Tasting Notes from 2/17: Italian Wines

Tasting Notes from 2/17: Italian Wines

Posted on Feb, 21. 2010 by

Categories: Events, Wine

On Wednesday, Rob Gardner of The Country Vintner brought us 7 Italian selections to taste. It was quite the eclectic lineup, from fresh Pinot Grigio to plush Gavi; from classically-styled Merlot to a baby Brunello: I think it’s safe to say that there was something for everyone. While there didn’t seem to be a disappointing wine in the bunch, these were my favorites:

2008 San Pietro – Pinot Grigio
Michael and I went back and forth about this one – he found it to be a little more full-bodied and glycerin for his tastes, and while I don’t disagree that it has quite a big presence, I found it to have real charm. It was in stark contrast to the Orvieto that came first, which had much more mineral focus; the San Pietro was leaping out of the glass with ripe citrus fruit…plus mango, papaya, even some peach stone. The slight residual sugar component was tempered with an excellent acidic backbone, and it really was a pleasure to drink. This is Alto Adige, in the north of Italy (encroaching on Bavaria), which is known for its decidedly un-Italian wines like Gewurtzraminer; this follows that trend, because it is certainly nothing like the typical boring, faceless ‘Italian Pinot Grigio’. This wine will put a smile on your face…it screams summer, and I can’t think of anything I’d rather hear right now.
Retail price before [member discount|Our members save an average of 25% off the normal retail prices. As a courtesy to the retail wine industry we do not publish our prices.] $13.00 • Buy Now!

Banear – Merlot
The much maligned Merlot grape can really do fantastic things – it’s due mostly to our ignorance, with a dash of old Europe’s propensity to keep the grape varietals off the labels, that many people think of Merlot as uninteresting, easy-drinking plonk suited for people who aren’t into wine. The infamous ‘Merlot scene’ in Sideways didn’t help, either (which was especially absurd considering that the protagonist’s most prized wine, Cheval Blanc, is ~40% Merlot, but I digress). The reality is, when grown and handled correctly, Merlot can be fascinating and every bit as Cab, Sangio, etc. The Banear is a perfect example…a classically styled gem with tons of old-world grace and depth. While it has some dark, brooding fruit, the real character of this wine is defined by an earthy, spicy rusticity. It slowly opens up with softness, almost no tannins, and a quiet presence that belies a very well-composed wine for such little $$. It reminded me of the also-Merlot-heavy Mondesir, actually…for what it’s worth.
Retail price before [member discount|Our members save an average of 25% off the normal retail prices. As a courtesy to the retail wine industry we do not publish our prices.] $16.99 • Buy Now!

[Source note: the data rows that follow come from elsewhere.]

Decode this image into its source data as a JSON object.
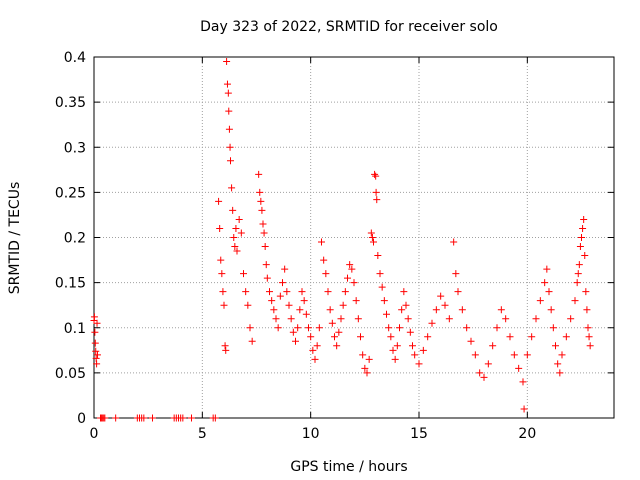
{
  "chart_data": {
    "type": "scatter",
    "title": "Day 323 of 2022, SRMTID for receiver solo",
    "xlabel": "GPS time / hours",
    "ylabel": "SRMTID / TECUs",
    "xlim": [
      0,
      24
    ],
    "ylim": [
      0,
      0.4
    ],
    "x_ticks": [
      0,
      5,
      10,
      15,
      20
    ],
    "y_ticks": [
      0,
      0.05,
      0.1,
      0.15,
      0.2,
      0.25,
      0.3,
      0.35,
      0.4
    ],
    "x_tick_labels": [
      "0",
      "5",
      "10",
      "15",
      "20"
    ],
    "y_tick_labels": [
      "0",
      "0.05",
      "0.1",
      "0.15",
      "0.2",
      "0.25",
      "0.3",
      "0.35",
      "0.4"
    ],
    "grid": true,
    "marker": "+",
    "color": "#ff0000",
    "series": [
      {
        "name": "SRMTID",
        "points": [
          [
            0.0,
            0.108
          ],
          [
            0.02,
            0.112
          ],
          [
            0.04,
            0.095
          ],
          [
            0.06,
            0.083
          ],
          [
            0.08,
            0.074
          ],
          [
            0.1,
            0.066
          ],
          [
            0.12,
            0.06
          ],
          [
            0.14,
            0.105
          ],
          [
            0.16,
            0.07
          ],
          [
            0.3,
            0
          ],
          [
            0.35,
            0
          ],
          [
            0.4,
            0
          ],
          [
            0.45,
            0
          ],
          [
            0.5,
            0
          ],
          [
            1.0,
            0
          ],
          [
            2.0,
            0
          ],
          [
            2.1,
            0
          ],
          [
            2.2,
            0
          ],
          [
            2.3,
            0
          ],
          [
            2.7,
            0
          ],
          [
            3.7,
            0
          ],
          [
            3.8,
            0
          ],
          [
            3.9,
            0
          ],
          [
            4.0,
            0
          ],
          [
            4.1,
            0
          ],
          [
            4.5,
            0
          ],
          [
            5.5,
            0
          ],
          [
            5.6,
            0
          ],
          [
            5.75,
            0.24
          ],
          [
            5.8,
            0.21
          ],
          [
            5.85,
            0.175
          ],
          [
            5.9,
            0.16
          ],
          [
            5.95,
            0.14
          ],
          [
            6.0,
            0.125
          ],
          [
            6.05,
            0.08
          ],
          [
            6.08,
            0.075
          ],
          [
            6.12,
            0.395
          ],
          [
            6.16,
            0.37
          ],
          [
            6.2,
            0.36
          ],
          [
            6.22,
            0.34
          ],
          [
            6.25,
            0.32
          ],
          [
            6.28,
            0.3
          ],
          [
            6.3,
            0.285
          ],
          [
            6.35,
            0.255
          ],
          [
            6.4,
            0.23
          ],
          [
            6.45,
            0.2
          ],
          [
            6.5,
            0.19
          ],
          [
            6.55,
            0.21
          ],
          [
            6.6,
            0.185
          ],
          [
            6.7,
            0.22
          ],
          [
            6.8,
            0.205
          ],
          [
            6.9,
            0.16
          ],
          [
            7.0,
            0.14
          ],
          [
            7.1,
            0.125
          ],
          [
            7.2,
            0.1
          ],
          [
            7.3,
            0.085
          ],
          [
            7.6,
            0.27
          ],
          [
            7.65,
            0.25
          ],
          [
            7.7,
            0.24
          ],
          [
            7.75,
            0.23
          ],
          [
            7.8,
            0.215
          ],
          [
            7.85,
            0.205
          ],
          [
            7.9,
            0.19
          ],
          [
            7.95,
            0.17
          ],
          [
            8.0,
            0.155
          ],
          [
            8.1,
            0.14
          ],
          [
            8.2,
            0.13
          ],
          [
            8.3,
            0.12
          ],
          [
            8.4,
            0.11
          ],
          [
            8.5,
            0.1
          ],
          [
            8.6,
            0.135
          ],
          [
            8.7,
            0.15
          ],
          [
            8.8,
            0.165
          ],
          [
            8.9,
            0.14
          ],
          [
            9.0,
            0.125
          ],
          [
            9.1,
            0.11
          ],
          [
            9.2,
            0.095
          ],
          [
            9.3,
            0.085
          ],
          [
            9.4,
            0.1
          ],
          [
            9.5,
            0.12
          ],
          [
            9.6,
            0.14
          ],
          [
            9.7,
            0.13
          ],
          [
            9.8,
            0.115
          ],
          [
            9.9,
            0.1
          ],
          [
            10.0,
            0.09
          ],
          [
            10.1,
            0.075
          ],
          [
            10.2,
            0.065
          ],
          [
            10.3,
            0.08
          ],
          [
            10.4,
            0.1
          ],
          [
            10.5,
            0.195
          ],
          [
            10.6,
            0.175
          ],
          [
            10.7,
            0.16
          ],
          [
            10.8,
            0.14
          ],
          [
            10.9,
            0.12
          ],
          [
            11.0,
            0.105
          ],
          [
            11.1,
            0.09
          ],
          [
            11.2,
            0.08
          ],
          [
            11.3,
            0.095
          ],
          [
            11.4,
            0.11
          ],
          [
            11.5,
            0.125
          ],
          [
            11.6,
            0.14
          ],
          [
            11.7,
            0.155
          ],
          [
            11.8,
            0.17
          ],
          [
            11.9,
            0.165
          ],
          [
            12.0,
            0.15
          ],
          [
            12.1,
            0.13
          ],
          [
            12.2,
            0.11
          ],
          [
            12.3,
            0.09
          ],
          [
            12.4,
            0.07
          ],
          [
            12.5,
            0.055
          ],
          [
            12.6,
            0.05
          ],
          [
            12.7,
            0.065
          ],
          [
            12.8,
            0.205
          ],
          [
            12.85,
            0.2
          ],
          [
            12.9,
            0.195
          ],
          [
            12.95,
            0.27
          ],
          [
            13.0,
            0.268
          ],
          [
            13.02,
            0.25
          ],
          [
            13.05,
            0.242
          ],
          [
            13.1,
            0.18
          ],
          [
            13.2,
            0.16
          ],
          [
            13.3,
            0.145
          ],
          [
            13.4,
            0.13
          ],
          [
            13.5,
            0.115
          ],
          [
            13.6,
            0.1
          ],
          [
            13.7,
            0.09
          ],
          [
            13.8,
            0.075
          ],
          [
            13.9,
            0.065
          ],
          [
            14.0,
            0.08
          ],
          [
            14.1,
            0.1
          ],
          [
            14.2,
            0.12
          ],
          [
            14.3,
            0.14
          ],
          [
            14.4,
            0.125
          ],
          [
            14.5,
            0.11
          ],
          [
            14.6,
            0.095
          ],
          [
            14.7,
            0.08
          ],
          [
            14.8,
            0.07
          ],
          [
            15.0,
            0.06
          ],
          [
            15.2,
            0.075
          ],
          [
            15.4,
            0.09
          ],
          [
            15.6,
            0.105
          ],
          [
            15.8,
            0.12
          ],
          [
            16.0,
            0.135
          ],
          [
            16.2,
            0.125
          ],
          [
            16.4,
            0.11
          ],
          [
            16.6,
            0.195
          ],
          [
            16.7,
            0.16
          ],
          [
            16.8,
            0.14
          ],
          [
            17.0,
            0.12
          ],
          [
            17.2,
            0.1
          ],
          [
            17.4,
            0.085
          ],
          [
            17.6,
            0.07
          ],
          [
            17.8,
            0.05
          ],
          [
            18.0,
            0.045
          ],
          [
            18.2,
            0.06
          ],
          [
            18.4,
            0.08
          ],
          [
            18.6,
            0.1
          ],
          [
            18.8,
            0.12
          ],
          [
            19.0,
            0.11
          ],
          [
            19.2,
            0.09
          ],
          [
            19.4,
            0.07
          ],
          [
            19.6,
            0.055
          ],
          [
            19.8,
            0.04
          ],
          [
            19.85,
            0.01
          ],
          [
            20.0,
            0.07
          ],
          [
            20.2,
            0.09
          ],
          [
            20.4,
            0.11
          ],
          [
            20.6,
            0.13
          ],
          [
            20.8,
            0.15
          ],
          [
            20.9,
            0.165
          ],
          [
            21.0,
            0.14
          ],
          [
            21.1,
            0.12
          ],
          [
            21.2,
            0.1
          ],
          [
            21.3,
            0.08
          ],
          [
            21.4,
            0.06
          ],
          [
            21.5,
            0.05
          ],
          [
            21.6,
            0.07
          ],
          [
            21.8,
            0.09
          ],
          [
            22.0,
            0.11
          ],
          [
            22.2,
            0.13
          ],
          [
            22.3,
            0.15
          ],
          [
            22.35,
            0.16
          ],
          [
            22.4,
            0.17
          ],
          [
            22.45,
            0.19
          ],
          [
            22.5,
            0.2
          ],
          [
            22.55,
            0.21
          ],
          [
            22.6,
            0.22
          ],
          [
            22.65,
            0.18
          ],
          [
            22.7,
            0.14
          ],
          [
            22.75,
            0.12
          ],
          [
            22.8,
            0.1
          ],
          [
            22.85,
            0.09
          ],
          [
            22.9,
            0.08
          ]
        ]
      }
    ]
  }
}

2007 Avignonesi Vino Nobile di Montepulciano
This was a late addition at the suggestion of a member, and it was without a doubt the wine of the evening. Hell, it even threw Rob for a loop, it was so well done. Lots of dry clay, tobacco, leather, cassis…a mile deep, and so exquisitely sculpted. I’m not going to wax intellectual here, because there’s really not much point…all that really needs to be said is that this is drink-now Brunello in Vino Nobile de Montepulciano clothes. Absolutely stunning, people…get some (seriously!)
Retail price before [member discount|Our members save an average of 25% off the normal retail prices. As a courtesy to the retail wine industry we do not publish our prices.] $28.00 • Buy Now!

Thanks to everyone who came out for the tasting – we had quite a nice turnout! – I hope you all enjoyed it as much as I did. See you next week!

3 Responses to “Tasting Notes from 2/17: Italian Wines”

  1. Michael Davis

    21. Feb, 2010

    Like Evan said, I thought the Pinot Grigio ran second to the more minerally Pievano Orvieto. At $11.99 retail it’s a bargain. Add your Guild discount and it’s a steal.

  2. Strazz

    25. Feb, 2010

    Though I agree fully with Evan’s notes on the Country VIntner tasting, he left off my favorite wine of the night, the Massone Gavi DOCG. I tend to prefer my whites slightly heavier and with more predominant fruit than either Evan or Michael. I felt this Gavi was excellent. Richer and fuller with more fruit up front than the Pinot Grigio or Orvieto, the mid-palate had a hint of a spicy mustard quality that I find particularly appealing. At various times, I’ve tasted it in varietals from Chenin Blanc to Chardonnay and now Cortese. It finished with a nice acidity to balance the fruit. It’s from the Piedmont region, just north of the coastal Ligurian region (some of my favorite Italian whites are from Liguria, but are very difficult to find, especially the good ones, in the US due to small production and lack of knowledge of these wines). I think it’s a steal at 8.79GC and 9.19PC.

  3. Will Richey

    25. Feb, 2010

    Just tried the Vino Nobile and it is incredible. I love this style of wine.